佐野春枝 議員
09年3月19日(木)
「後期高齢者医療制度に関する意見書」の提案説明 09年2月定例市会 閉会本会議討論
日本共産党市会議員団を代表して、「後期高齢者医療制度における資格証明書運用に関する意見書」の提案説明を行います。
この意見書は、京都府保険医協会の要請によるものです。保険医協会は、府内で診療に従事する医師の団体で、現在、会員数は2,700名余り、開業医のほとんどの方が加入しておられます。日々、患者と向き合い、医療現場の実態について、もっともよく知っておられる方々の団体です。
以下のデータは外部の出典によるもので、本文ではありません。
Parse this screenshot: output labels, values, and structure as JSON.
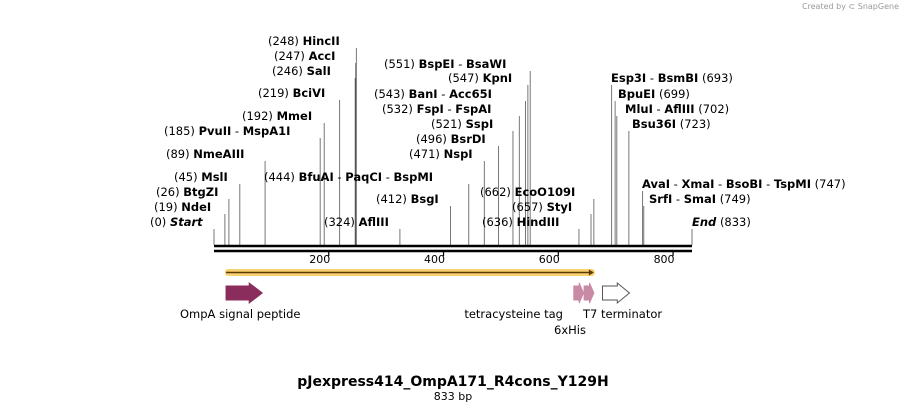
{
  "branding": {
    "created_by": "Created by",
    "app": "SnapGene"
  },
  "sequence": {
    "name": "pJexpress414_OmpA171_R4cons_Y129H",
    "length_label": "833 bp",
    "length": 833
  },
  "ticks": [
    {
      "label": "200",
      "pos": 200
    },
    {
      "label": "400",
      "pos": 400
    },
    {
      "label": "600",
      "pos": 600
    },
    {
      "label": "800",
      "pos": 800
    }
  ],
  "sites": [
    {
      "id": "start",
      "num": "(0)",
      "names": [
        "Start"
      ],
      "pos": 0,
      "italic": true
    },
    {
      "id": "ndei",
      "num": "(19)",
      "names": [
        "NdeI"
      ],
      "pos": 19
    },
    {
      "id": "btgzi",
      "num": "(26)",
      "names": [
        "BtgZI"
      ],
      "pos": 26
    },
    {
      "id": "msli",
      "num": "(45)",
      "names": [
        "MslI"
      ],
      "pos": 45
    },
    {
      "id": "nmeaiii",
      "num": "(89)",
      "names": [
        "NmeAIII"
      ],
      "pos": 89
    },
    {
      "id": "pvuii",
      "num": "(185)",
      "names": [
        "PvuII",
        "MspA1I"
      ],
      "pos": 185
    },
    {
      "id": "mmei",
      "num": "(192)",
      "names": [
        "MmeI"
      ],
      "pos": 192
    },
    {
      "id": "bcivi",
      "num": "(219)",
      "names": [
        "BciVI"
      ],
      "pos": 219
    },
    {
      "id": "sali",
      "num": "(246)",
      "names": [
        "SalI"
      ],
      "pos": 246
    },
    {
      "id": "acci",
      "num": "(247)",
      "names": [
        "AccI"
      ],
      "pos": 247
    },
    {
      "id": "hincii",
      "num": "(248)",
      "names": [
        "HincII"
      ],
      "pos": 248
    },
    {
      "id": "afliii",
      "num": "(324)",
      "names": [
        "AflIII"
      ],
      "pos": 324
    },
    {
      "id": "bsgi",
      "num": "(412)",
      "names": [
        "BsgI"
      ],
      "pos": 412
    },
    {
      "id": "bfuai",
      "num": "(444)",
      "names": [
        "BfuAI",
        "PaqCI",
        "BspMI"
      ],
      "pos": 444
    },
    {
      "id": "nspi",
      "num": "(471)",
      "names": [
        "NspI"
      ],
      "pos": 471
    },
    {
      "id": "bsrdi",
      "num": "(496)",
      "names": [
        "BsrDI"
      ],
      "pos": 496
    },
    {
      "id": "sspi",
      "num": "(521)",
      "names": [
        "SspI"
      ],
      "pos": 521
    },
    {
      "id": "fspi",
      "num": "(532)",
      "names": [
        "FspI",
        "FspAI"
      ],
      "pos": 532
    },
    {
      "id": "bani",
      "num": "(543)",
      "names": [
        "BanI",
        "Acc65I"
      ],
      "pos": 543
    },
    {
      "id": "kpni",
      "num": "(547)",
      "names": [
        "KpnI"
      ],
      "pos": 547
    },
    {
      "id": "bspei",
      "num": "(551)",
      "names": [
        "BspEI",
        "BsaWI"
      ],
      "pos": 551
    },
    {
      "id": "hindiii",
      "num": "(636)",
      "names": [
        "HindIII"
      ],
      "pos": 636
    },
    {
      "id": "styi",
      "num": "(657)",
      "names": [
        "StyI"
      ],
      "pos": 657
    },
    {
      "id": "ecoo109i",
      "num": "(662)",
      "names": [
        "EcoO109I"
      ],
      "pos": 662
    },
    {
      "id": "esp3i",
      "num": "(693)",
      "names": [
        "Esp3I",
        "BsmBI"
      ],
      "pos": 693
    },
    {
      "id": "bpuei",
      "num": "(699)",
      "names": [
        "BpuEI"
      ],
      "pos": 699
    },
    {
      "id": "mlui",
      "num": "(702)",
      "names": [
        "MluI",
        "AflIII"
      ],
      "pos": 702
    },
    {
      "id": "bsu36i",
      "num": "(723)",
      "names": [
        "Bsu36I"
      ],
      "pos": 723
    },
    {
      "id": "avai",
      "num": "(747)",
      "names": [
        "AvaI",
        "XmaI",
        "BsoBI",
        "TspMI"
      ],
      "pos": 747
    },
    {
      "id": "srfi",
      "num": "(749)",
      "names": [
        "SrfI",
        "SmaI"
      ],
      "pos": 749
    },
    {
      "id": "end",
      "num": "(833)",
      "names": [
        "End"
      ],
      "pos": 833,
      "italic": true
    }
  ],
  "features": [
    {
      "id": "ompa",
      "label": "OmpA signal peptide",
      "start": 21,
      "end": 84,
      "color": "#8b2d5c"
    },
    {
      "id": "tetracysteine",
      "label": "tetracysteine tag",
      "start": 627,
      "end": 644,
      "color": "#c98aa5"
    },
    {
      "id": "his",
      "label": "6xHis",
      "start": 645,
      "end": 662,
      "color": "#c98aa5"
    },
    {
      "id": "t7term",
      "label": "T7 terminator",
      "start": 677,
      "end": 724,
      "color": "#ffffff"
    }
  ],
  "orf": {
    "start": 21,
    "end": 662,
    "color": "#f5c242"
  }
}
意見書は、原則として資格証明書の発行はしないこと、いわゆる「悪質滞納者」への対応が必要とされる場合には外部委員も含めた「資格証明書交付審査会」等を設置し、資格証明書発行の判断の厳格化を広域連合に求めるものです。
資格証明書の発行が事実上医療を受ける権利を被保険者から奪うことになるのは明らかです。全国保険医団体連合会の調査でも、2005年の京都府における資格証明書を発行された被保険者の受診率は、一般被保険者の200分の1に過ぎません。
「保険証一枚で安心して医療にかかれるようにしてほしい」との運動が大きく広がる中、国民健康保険における資格証明書の発行については、この間大きく変化しています。広島市では、「悪質な滞納者のみに、極めて限定的に発行する」と考えを改めて、発行数を0にし、合併で誕生したさいたま市もほとんど資格証明書を発行しないなど、地方自治体が市民の医療を受ける権利を保障する立場に向かうという貴重な流れが生み出されました。
国においては、保険証の取り上げのもっとも深刻な矛盾として、「子どもの無保険」問題が大きな問題となりました。厚生労働省は初めて全国調査を実施し、昨年10月、「無保険」の子どもが3万3千人にのぼることが判明しました。そして、保険証が取り上げられた世帯のうち、中学生以下の子どもを救済する改正国保法が昨年12月に全会一致で可決・成立し、今年4月から施行されます。滞納世帯であっても、中学生以下の子どもには6カ月間有効な短期保険証を一律に交付するというものです。また、国民健康保険料が払えず保険証を取り上げられた世帯について、医療の必要が生じ、世帯主が市町村の窓口で医療機関への医療費の一時支払いが困難だと申し出た場合は短期保険証を発行することが決まりました。これは、日本共産党の小池晃参院議員が1月8日に提出した質問主意書に対する答弁書が1月20日に閣議決定されたものです。
これら一連の変化は、資格証明書の発行は、事実上、医療を受ける権利を奪うことになるとの認識が、地方においても国においても広がっていることの現れであり、医療を受ける権利を保障する貴重な流れが広がっていることを示しています。
昨年4月以前の老人保健では、資格証明書の発行という仕組み自体がなかったものを、新たな後期高齢者医療制度でその仕組みを導入したというのは、明らかに逆行であり、この制度の持つもっとも大きな害悪であると言わなければなりません。
全国保険医団体連合会のアンケート調査では、昨年9月分の保険料滞納者は全国27都府県587自治体で、およそ17万人に上り、普通徴収者の約1割に及ぶことが明らかになりました。京都市では昨年7月、8月、9月の平均で約2500人が毎月の保険料を支払うことができない深刻な状況にあります。
滞納者は収入低い人たちです。そういう方に対して資格証明書を発行したらどうなるでしょうか。医療にかかれなくなることは明らかです。
広域連合は、「1年間滞納していることをもって機械的に一律に発行するのではなく、できる限り保険料滞納者との接触を図り、制度の趣旨を十分に説明するとともに、事情を十分聴取し、被保険者の状況に応じたきめ細かな相談を行う等、適切に対応していきたい」としていますが、どのように保険料を滞納している被保険者の実態を把握し、資格証明書の交付の可否をどう客観的に判断するのかなど、「機械的な発行」にならないための慎重な対応が望まれます。
後期高齢者医療は、昨年の7月から保険料の徴収がはじまり、今年の6月でちょうど1年です。7月時点でどういう措置がとられるのかが、注目されています。2月の広域連合議会では、同じ内容での決議の採択を求める請願書の紹介議員に、民主党のみなさんも名を連ね、請願の採択にも決議にも賛成されました。京都市会として、関係者の願いにしっかりと応え、広域連合に対して意見書を提出すべきであることを申し上げ、提案説明とします。